Владимир Зазубрин - Два мира (сборник)
– Исцо, мама, исцо, – маленький человек, закутанный с головы до ног, тянулся крохотными ручонками в пушистых рукавичках.
– Пей, пей, сынок.
Накормленные горячим, согревшись у огня, ребятишки быстро уснули на меховом одеяле около груды горящих головешек. Мать с отцом сидели рядом. Женщина положила голову мужу на плечо. Ребенок всхлипывал во сне.
– Колик, ты знаешь, сегодня какая ночь? Какое число?
– Нет. Я не различаю теперь дней. Все одинаковы.
– Сегодня Новый год.
– Вот что? – офицер с горечью усмехнулся. – Новый год.
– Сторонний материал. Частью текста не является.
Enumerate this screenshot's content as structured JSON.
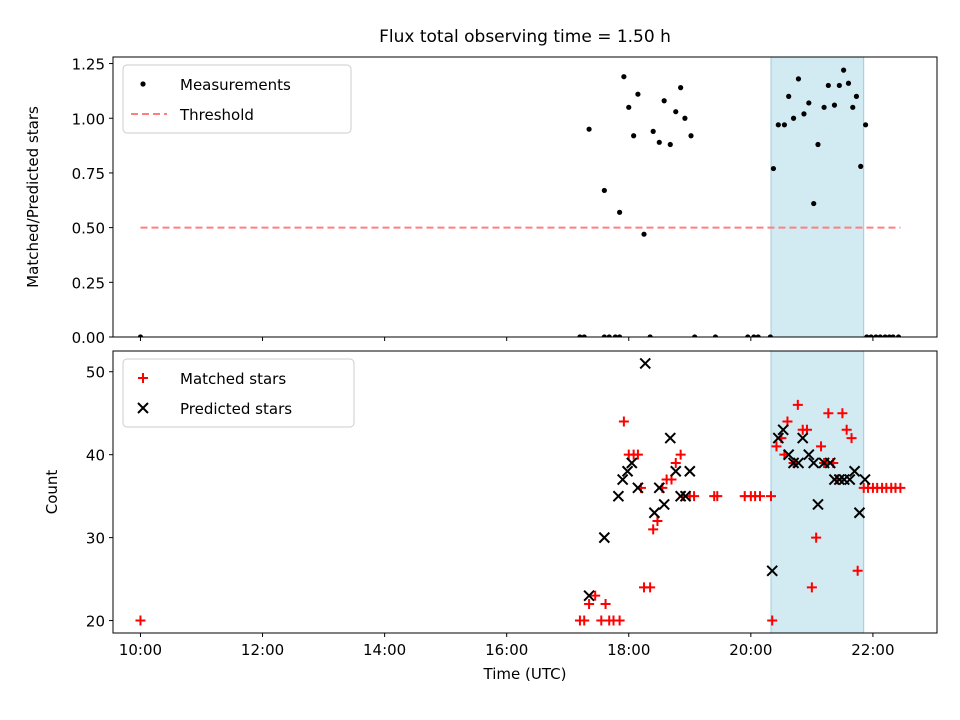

– Знаешь, говорят, что кто как встретит Новый год, так и проживет его. Скверная примета. Колик, неужели это будет продолжаться еще целый год?
– Все равно.
Офицер стал дремать. Женщина не спускала больших остановившихся глаз с огня.
Мотовилов заснул. Ночью мороз усилился. Ветер, не утихая, лез людям за воротники, в худые валенки, холодные сапоги, больно дергал за уши, за носы, хватался за щеки. Спали н-цы плохо. Костер все время поддерживали. Утром проснулись, разбуженные ружейной трескотней, поднявшейся впереди, на дороге. Обоз остановился, метнулся обратно.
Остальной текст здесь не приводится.